I began working on material for this paper during my time as Hugh Last Fellow at the British School at Rome in late 2010. I have vivid memories of slipping into churches in between fashionable Roman weddings in order to photograph fresco cycles featuring quotations from the fourth Eclogue, and of feeding the light box in S. Maria sopra Minerva with a steady stream of small change until I could get a decent picture of Raffaellino del  Garbo’s Cumaean Sibyl on the vault of the Carafa Chapel!

In keeping with the remarkable diffusion of Virgil’s poem in the visual arts (and other media) across Europe and beyond, the article ranges well beyond Italian material, featuring images from a royalist tract published shortly after the restoration of the British monarchy in 1660, an early American political cartoon, ecclesiastical frescoes from France and the Netherlands, a carved choir stall from Ulm Minster in Germany, and illustrations from books published in Strasbourg, London and Utrecht.  The range of media under consideration extends from medieval manuscripts to a postage stamp issued in Fascist Italy to commemorate the bimillenary of the Emperor Augustus, and includes the painted decorations of a late nineteenth-century Roman shopping mall, the Galleria Schiarra, kindly pointed out to me on my final day in Rome by Professor Bernie Frischer, after we had had lunch at the restaurant on the site of Canova’s workshop on the Via del Babuino.
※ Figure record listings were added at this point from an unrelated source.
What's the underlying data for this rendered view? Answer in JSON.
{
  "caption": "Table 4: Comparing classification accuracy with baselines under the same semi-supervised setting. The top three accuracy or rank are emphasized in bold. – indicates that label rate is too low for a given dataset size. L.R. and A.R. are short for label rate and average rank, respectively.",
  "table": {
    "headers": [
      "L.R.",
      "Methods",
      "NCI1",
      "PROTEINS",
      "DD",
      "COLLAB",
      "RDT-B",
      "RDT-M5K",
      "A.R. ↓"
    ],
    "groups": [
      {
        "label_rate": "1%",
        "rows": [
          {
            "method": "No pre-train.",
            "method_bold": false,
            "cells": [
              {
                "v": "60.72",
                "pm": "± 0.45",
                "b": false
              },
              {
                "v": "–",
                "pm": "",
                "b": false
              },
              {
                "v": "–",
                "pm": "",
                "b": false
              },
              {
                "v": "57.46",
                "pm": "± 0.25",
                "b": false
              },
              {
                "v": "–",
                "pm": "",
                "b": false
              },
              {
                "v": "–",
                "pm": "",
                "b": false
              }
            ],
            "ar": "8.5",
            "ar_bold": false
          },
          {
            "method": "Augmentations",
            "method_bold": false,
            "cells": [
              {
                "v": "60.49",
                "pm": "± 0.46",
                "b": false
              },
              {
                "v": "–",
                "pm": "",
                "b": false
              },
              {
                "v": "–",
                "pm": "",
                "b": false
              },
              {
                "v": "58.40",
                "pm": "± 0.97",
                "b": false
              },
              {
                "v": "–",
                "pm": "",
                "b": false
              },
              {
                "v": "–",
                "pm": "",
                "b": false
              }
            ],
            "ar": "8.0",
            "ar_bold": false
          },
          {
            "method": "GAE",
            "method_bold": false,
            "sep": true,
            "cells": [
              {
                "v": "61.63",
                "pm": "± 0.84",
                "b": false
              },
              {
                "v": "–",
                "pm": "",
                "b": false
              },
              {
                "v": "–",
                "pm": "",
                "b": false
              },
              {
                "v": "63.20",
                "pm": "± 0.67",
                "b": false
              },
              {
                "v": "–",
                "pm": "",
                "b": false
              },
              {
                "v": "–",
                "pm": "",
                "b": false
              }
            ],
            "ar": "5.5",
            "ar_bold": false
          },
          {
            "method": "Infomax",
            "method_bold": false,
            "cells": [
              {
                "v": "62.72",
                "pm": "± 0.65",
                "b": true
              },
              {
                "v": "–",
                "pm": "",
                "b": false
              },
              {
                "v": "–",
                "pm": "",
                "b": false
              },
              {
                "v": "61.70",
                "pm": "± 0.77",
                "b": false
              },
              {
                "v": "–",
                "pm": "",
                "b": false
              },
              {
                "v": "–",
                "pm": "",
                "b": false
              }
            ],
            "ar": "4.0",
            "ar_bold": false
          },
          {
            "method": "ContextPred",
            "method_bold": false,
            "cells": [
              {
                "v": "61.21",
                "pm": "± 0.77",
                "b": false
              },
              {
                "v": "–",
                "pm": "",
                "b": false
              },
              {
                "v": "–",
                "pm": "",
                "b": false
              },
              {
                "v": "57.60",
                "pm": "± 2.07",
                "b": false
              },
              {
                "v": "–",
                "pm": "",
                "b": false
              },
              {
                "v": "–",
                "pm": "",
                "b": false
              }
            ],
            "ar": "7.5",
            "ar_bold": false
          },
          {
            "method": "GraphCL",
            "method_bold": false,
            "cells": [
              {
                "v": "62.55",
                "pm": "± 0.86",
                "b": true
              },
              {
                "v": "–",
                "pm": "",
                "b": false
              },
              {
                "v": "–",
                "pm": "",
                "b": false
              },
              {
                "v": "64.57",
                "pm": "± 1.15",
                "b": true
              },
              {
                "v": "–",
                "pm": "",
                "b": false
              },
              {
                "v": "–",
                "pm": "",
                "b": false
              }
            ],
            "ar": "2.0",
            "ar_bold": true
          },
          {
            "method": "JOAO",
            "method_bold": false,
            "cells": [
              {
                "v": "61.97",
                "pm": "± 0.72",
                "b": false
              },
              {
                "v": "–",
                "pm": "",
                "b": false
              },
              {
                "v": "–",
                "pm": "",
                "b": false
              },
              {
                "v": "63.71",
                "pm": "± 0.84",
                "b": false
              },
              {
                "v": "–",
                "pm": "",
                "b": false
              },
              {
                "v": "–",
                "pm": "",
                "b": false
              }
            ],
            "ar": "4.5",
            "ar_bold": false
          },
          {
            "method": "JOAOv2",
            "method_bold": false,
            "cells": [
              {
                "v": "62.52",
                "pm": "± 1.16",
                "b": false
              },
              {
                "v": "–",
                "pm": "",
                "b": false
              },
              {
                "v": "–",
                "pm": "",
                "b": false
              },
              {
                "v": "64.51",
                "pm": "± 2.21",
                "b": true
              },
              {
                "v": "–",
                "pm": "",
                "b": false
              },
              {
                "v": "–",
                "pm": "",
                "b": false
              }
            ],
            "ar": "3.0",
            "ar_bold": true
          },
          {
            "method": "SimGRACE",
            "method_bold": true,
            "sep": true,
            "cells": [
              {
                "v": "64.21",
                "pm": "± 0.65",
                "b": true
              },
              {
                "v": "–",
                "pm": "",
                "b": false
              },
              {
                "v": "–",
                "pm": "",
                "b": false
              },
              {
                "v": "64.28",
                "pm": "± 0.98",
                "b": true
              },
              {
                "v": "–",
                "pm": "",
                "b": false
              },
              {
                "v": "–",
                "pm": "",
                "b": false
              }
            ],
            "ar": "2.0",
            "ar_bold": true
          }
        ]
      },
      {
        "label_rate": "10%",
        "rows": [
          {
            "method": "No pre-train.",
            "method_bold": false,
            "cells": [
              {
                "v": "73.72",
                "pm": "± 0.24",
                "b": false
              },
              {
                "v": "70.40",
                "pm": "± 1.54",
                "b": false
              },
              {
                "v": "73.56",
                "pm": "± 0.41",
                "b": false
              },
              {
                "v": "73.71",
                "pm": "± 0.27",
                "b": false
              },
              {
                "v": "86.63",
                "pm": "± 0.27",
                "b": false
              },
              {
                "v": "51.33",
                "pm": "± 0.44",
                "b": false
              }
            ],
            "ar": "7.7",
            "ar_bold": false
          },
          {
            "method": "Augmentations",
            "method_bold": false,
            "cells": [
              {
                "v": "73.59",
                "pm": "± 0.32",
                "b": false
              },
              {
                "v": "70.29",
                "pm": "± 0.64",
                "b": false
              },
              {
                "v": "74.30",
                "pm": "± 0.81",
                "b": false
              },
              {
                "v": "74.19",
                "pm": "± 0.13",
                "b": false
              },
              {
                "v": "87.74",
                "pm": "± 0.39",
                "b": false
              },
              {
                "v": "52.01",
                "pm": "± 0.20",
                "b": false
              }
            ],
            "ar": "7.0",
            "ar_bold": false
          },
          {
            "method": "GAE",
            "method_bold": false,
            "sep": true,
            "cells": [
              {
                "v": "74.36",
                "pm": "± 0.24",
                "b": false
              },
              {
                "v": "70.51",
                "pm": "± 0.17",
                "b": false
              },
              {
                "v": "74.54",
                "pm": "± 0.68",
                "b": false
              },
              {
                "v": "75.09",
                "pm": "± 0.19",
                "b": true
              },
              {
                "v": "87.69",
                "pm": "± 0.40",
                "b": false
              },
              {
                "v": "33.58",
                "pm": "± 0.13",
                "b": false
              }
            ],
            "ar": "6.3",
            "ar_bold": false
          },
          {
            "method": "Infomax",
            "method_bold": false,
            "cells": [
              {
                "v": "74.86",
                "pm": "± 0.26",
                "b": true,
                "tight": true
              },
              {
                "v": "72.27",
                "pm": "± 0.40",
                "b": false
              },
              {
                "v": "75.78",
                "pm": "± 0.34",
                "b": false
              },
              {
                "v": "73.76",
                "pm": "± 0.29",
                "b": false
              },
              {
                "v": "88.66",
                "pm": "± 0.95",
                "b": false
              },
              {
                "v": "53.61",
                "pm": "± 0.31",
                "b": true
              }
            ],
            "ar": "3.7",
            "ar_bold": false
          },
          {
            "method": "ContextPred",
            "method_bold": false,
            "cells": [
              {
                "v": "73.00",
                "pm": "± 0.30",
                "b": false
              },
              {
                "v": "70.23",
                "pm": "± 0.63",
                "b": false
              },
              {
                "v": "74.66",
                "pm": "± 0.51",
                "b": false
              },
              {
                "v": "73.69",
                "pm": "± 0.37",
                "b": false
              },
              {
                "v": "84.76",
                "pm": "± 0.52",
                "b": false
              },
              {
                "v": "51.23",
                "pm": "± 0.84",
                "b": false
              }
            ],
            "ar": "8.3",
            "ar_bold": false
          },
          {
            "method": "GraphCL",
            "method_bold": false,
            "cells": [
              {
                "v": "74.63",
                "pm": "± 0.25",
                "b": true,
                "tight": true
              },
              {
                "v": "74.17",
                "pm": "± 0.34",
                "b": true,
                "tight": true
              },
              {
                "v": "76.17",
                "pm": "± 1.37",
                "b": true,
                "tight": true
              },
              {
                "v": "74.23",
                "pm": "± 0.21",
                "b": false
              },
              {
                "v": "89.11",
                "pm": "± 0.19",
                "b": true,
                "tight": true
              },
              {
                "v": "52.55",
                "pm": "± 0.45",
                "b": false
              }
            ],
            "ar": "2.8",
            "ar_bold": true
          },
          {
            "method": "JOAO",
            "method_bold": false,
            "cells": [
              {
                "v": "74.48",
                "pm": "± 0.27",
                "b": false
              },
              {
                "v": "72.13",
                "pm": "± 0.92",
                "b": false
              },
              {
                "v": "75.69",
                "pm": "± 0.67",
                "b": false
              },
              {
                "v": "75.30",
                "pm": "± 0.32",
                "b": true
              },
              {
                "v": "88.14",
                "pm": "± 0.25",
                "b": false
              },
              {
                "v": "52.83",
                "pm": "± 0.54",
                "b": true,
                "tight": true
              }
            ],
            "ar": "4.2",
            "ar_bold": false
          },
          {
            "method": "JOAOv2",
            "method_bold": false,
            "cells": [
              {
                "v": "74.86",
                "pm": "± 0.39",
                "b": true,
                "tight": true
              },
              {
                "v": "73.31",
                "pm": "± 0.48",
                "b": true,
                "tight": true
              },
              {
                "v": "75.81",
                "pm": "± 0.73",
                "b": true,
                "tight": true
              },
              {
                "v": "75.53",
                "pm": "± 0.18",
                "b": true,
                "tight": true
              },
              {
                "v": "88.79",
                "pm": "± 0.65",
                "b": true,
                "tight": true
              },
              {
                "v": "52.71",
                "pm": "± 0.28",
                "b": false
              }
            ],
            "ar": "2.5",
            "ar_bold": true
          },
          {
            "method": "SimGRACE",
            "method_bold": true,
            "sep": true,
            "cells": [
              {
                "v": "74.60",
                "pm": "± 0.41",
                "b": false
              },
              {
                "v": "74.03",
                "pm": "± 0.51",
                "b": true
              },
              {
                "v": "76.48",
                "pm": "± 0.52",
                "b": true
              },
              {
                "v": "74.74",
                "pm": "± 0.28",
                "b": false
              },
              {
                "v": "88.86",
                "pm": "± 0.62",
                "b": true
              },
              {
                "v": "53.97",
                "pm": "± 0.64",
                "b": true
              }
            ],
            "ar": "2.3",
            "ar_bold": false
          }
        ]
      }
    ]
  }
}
The article forms part of a much wider project on the reception of the fourth Eclogue, on which I have been working for several years. A number of further publications on the extensive afterlife enjoyed by Virgil’s poem in so many different areas of western culture will appear during the course of this year. The material examined in these pieces complements the basic division established in this article between uses of the eclogue in political contexts and its appropriation in religious settings as an inspired prophecy of the coming of Christ. The earliest phases of the Christian reception of the poem have been very thoroughly surveyed in existing scholarship, but much remains to be done on later instances of this interpretative tendency. In early 2014 I held a visiting fellowship at the Ludwig Boltzmann Institute for Neo-Latin Studies in Innsbruck, where I was engaged in research on the substantial corpus of early modern Latin poems on the theme of the Nativity. Anyone working on this material could certainly be forgiven for thinking that all his or her Christmases have come at once!
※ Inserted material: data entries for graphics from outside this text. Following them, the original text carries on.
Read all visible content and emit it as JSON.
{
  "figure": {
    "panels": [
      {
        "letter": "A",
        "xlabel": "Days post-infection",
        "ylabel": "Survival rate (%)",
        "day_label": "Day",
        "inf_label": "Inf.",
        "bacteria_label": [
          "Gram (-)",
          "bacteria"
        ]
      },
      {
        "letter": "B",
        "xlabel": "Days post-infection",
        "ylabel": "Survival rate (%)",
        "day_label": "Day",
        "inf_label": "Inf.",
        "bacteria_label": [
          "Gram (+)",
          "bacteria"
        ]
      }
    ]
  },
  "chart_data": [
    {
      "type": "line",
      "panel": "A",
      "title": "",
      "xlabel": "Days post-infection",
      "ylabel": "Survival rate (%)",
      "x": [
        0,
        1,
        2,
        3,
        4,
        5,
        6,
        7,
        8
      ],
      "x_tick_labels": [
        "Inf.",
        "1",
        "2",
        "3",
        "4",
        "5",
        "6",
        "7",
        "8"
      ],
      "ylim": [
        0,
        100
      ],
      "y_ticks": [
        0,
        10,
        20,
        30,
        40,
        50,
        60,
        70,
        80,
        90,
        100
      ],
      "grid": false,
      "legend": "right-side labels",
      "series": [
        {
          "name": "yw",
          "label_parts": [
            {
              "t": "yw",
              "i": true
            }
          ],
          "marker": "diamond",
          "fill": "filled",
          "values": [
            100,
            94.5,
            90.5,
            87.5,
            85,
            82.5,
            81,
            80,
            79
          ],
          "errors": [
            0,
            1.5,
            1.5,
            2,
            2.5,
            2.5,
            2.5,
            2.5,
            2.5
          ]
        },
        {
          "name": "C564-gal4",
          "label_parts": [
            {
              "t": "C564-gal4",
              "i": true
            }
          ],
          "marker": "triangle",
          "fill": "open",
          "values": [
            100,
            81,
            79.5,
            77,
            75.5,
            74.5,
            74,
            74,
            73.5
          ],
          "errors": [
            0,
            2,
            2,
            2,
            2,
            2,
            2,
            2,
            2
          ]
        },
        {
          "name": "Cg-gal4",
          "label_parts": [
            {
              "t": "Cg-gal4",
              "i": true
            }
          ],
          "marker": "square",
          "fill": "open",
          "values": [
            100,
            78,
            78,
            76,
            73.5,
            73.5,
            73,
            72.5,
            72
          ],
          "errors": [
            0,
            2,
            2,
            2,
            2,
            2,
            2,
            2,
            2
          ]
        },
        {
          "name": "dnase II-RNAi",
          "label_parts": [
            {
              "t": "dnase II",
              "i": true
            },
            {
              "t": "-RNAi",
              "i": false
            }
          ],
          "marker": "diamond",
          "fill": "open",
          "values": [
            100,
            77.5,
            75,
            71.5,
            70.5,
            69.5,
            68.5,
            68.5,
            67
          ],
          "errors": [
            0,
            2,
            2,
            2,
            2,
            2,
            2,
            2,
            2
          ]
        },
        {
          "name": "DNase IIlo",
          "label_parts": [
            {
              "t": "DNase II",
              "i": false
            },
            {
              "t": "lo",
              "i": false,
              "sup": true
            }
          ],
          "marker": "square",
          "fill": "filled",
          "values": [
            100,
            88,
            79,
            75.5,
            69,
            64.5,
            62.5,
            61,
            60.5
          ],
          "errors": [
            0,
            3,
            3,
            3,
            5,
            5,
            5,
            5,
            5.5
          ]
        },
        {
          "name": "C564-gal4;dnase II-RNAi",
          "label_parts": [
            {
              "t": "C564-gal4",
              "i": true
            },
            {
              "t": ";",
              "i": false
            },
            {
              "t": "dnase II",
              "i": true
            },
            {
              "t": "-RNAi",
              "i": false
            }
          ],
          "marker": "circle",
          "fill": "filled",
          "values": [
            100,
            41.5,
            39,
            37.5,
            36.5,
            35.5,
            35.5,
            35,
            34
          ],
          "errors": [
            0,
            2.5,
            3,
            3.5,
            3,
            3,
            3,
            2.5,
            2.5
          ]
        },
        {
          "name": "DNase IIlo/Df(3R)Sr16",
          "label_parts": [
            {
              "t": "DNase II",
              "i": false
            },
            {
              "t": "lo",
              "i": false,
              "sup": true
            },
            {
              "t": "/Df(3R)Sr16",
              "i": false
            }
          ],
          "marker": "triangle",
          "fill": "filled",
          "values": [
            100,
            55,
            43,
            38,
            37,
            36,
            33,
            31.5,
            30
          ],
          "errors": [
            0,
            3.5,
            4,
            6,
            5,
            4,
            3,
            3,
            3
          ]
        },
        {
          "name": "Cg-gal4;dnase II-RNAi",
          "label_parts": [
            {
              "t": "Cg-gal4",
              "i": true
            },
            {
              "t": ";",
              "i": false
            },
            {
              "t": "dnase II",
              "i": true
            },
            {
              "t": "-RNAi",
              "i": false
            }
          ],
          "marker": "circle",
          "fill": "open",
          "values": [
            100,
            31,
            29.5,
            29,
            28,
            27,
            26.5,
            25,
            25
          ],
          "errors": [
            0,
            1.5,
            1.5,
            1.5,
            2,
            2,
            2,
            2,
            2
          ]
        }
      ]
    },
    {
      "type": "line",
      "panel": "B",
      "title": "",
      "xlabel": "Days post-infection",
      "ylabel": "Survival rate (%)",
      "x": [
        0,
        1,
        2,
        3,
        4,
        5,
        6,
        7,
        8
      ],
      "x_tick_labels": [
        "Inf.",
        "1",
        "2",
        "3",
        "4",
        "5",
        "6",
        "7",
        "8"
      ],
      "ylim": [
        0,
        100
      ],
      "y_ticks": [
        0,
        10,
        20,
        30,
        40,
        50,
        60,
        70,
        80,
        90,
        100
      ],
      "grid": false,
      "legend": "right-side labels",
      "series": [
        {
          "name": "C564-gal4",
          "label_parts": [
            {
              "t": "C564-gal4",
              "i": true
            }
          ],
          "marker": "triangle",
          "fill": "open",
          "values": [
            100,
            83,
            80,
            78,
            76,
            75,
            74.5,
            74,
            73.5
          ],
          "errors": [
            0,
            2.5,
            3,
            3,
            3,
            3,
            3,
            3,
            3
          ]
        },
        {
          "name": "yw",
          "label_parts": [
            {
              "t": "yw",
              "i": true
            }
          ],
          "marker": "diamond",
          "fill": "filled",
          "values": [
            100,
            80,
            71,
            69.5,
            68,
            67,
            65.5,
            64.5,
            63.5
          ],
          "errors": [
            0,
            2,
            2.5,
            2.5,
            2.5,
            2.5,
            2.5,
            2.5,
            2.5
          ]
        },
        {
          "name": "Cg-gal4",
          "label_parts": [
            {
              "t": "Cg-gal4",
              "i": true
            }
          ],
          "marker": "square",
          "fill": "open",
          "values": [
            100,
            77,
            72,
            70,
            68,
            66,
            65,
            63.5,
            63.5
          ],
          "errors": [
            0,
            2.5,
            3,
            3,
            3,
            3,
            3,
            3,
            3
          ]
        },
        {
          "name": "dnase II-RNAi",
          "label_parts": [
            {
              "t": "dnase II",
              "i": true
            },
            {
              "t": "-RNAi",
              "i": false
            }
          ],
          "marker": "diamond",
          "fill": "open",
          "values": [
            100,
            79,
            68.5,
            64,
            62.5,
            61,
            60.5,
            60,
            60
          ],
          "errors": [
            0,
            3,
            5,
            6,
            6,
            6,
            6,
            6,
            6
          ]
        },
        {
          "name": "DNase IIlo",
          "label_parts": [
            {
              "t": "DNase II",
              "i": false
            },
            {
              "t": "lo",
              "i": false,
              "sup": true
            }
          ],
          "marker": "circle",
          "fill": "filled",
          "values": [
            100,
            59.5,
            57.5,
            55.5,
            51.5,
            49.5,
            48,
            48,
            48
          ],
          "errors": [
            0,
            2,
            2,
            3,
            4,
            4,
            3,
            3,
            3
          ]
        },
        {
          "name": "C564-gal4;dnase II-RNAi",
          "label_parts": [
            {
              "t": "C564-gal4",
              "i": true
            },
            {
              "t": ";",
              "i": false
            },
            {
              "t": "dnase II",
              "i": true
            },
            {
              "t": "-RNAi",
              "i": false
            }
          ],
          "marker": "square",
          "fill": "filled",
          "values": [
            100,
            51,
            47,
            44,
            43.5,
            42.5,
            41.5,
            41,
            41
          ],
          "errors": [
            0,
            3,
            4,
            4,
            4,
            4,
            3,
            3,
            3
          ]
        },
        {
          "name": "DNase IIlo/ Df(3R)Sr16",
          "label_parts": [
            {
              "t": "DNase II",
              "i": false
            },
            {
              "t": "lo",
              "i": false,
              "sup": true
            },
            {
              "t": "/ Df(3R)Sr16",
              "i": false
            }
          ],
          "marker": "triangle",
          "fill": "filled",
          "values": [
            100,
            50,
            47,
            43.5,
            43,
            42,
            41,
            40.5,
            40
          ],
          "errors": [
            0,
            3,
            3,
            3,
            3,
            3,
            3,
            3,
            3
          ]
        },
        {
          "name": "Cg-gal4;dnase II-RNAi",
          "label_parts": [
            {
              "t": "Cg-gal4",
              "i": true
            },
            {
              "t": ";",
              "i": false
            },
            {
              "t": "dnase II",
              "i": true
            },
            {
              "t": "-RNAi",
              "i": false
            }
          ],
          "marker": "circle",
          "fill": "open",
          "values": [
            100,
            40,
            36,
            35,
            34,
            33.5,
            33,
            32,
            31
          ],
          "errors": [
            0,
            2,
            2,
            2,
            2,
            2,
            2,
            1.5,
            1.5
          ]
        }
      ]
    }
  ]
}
In addition to my work on these aspects of the fortunes of the so-called Messianic Eclogue, I have so far managed to cover the uses made of the fourth Eclogue in Roman antiquity, Medici Florence, Renaissance Venice, the courts of early modern Italy, and Scotland under the later Stuarts. I have recently given talks on the reception of the poem in Tudor England (where Virgil’s proclamation of the return of the Virgin naturally led to its appearance in political propaganda under the Virgin Queen Elizabeth – but in fact this tendency in English court literature begins much earlier), and a chapter in a collection of essays which began life as papers at a conference I organised with Dr Marco Sgarbi at the Accademia Nazionale Virgiliana in Mantua in October 2012, due to be published next year, considers the part played by expressions taken from the fourth Eclogue in the formulation of the concept of a Renaissance. There is still plenty of ground left to explore, however – who would have thought that a single poem of 63 lines could have exercised so extensive and enduring an impact on so many branches of culture in so many places?